At tariff charge of N80/Kwh, Nigeria’s electricity tariff is still below most developed industrialized countries such as Finland with an electricity tariff of $314.96, Germany with an electricity tariff of $142.94 and Japan with an electricity tariff of $120.48.
According to PwC, the effect of charging industries a tariff of N80/Kwh and supplying 50percent of electricity received by DisCos to industries at a constant time will have a spill over effect on the economy and increase the level of manufacturing GDP from N6.4 trillion to N13.3 trillion.
Nevin said electricity distribution companies in the country posted a total loss of N931billion from 2014 to 2017, adding that a minimum estimated revenue of N1 trillion was required by DisCos to break even.

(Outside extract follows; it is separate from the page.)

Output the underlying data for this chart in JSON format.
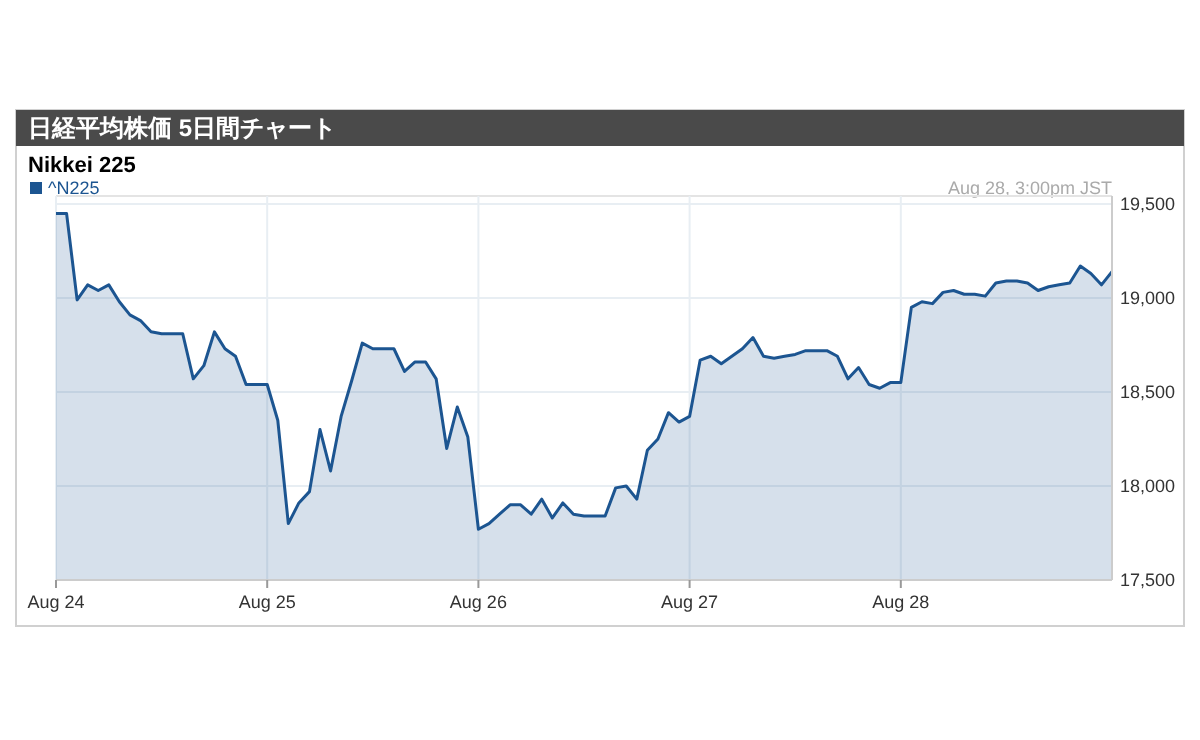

“Discos in Nigeria continue to report losses; hence, they pay only an estimated minimum tax, based on turnover instead of the 30 per cent company income tax, which is higher and would have resulted in significant tax revenues for the government,” Nevin said.
Other stakeholders in the power value-chain noted that consumers only pay for about 1,000MW of the average 3,500MW energy distributed daily, hence causing a dislocation in the value chain.
Ebipere Clark, senior special assistant on Energy and Power to the governor of the Central Bank of Nigeria, said some of the interventions in the power sector have been repaid, adding that focus should be on revenue collections for viability in the sector.
“It has been observed that maximum demand on the grid is at 9 pm, showing that many households use energy at that time. There should be transparency in consumption billing and collection, rather than focusing solely on the tariff”, Clark said.
On his part, Chiedu Ugbo, managing director/CEO of Niger Delta Power Holding Company (NDPHC), in his keynote address advocated for the need to explore alternative financing models that would spur economic growth and revitalise the power sector.
Citing various models that have been adopted in the country, Ugbo noted that private investment remains the future power financing in Nigeria in view of the huge capital requirement of the sector.
He, however, identified the need for the government to play its role in the market with the well-coordinated policy as it is currently doing under the Power Sector Recovery Plan – with Payment Assurance Facility (PAF) of N701billion and N600billion as precursors.
From the electricity distributors’ perspective, the Chief Financial Officer of Ikeja Electric, Olubunmi Olukoju stressed the need for stiffer regulations to ensure that consumers pay for the electricity that they consume and punished whenever they bypass or tamper with meters.
According to her, energy theft has increased, despite the metering exercise embarked upon by distribution companies.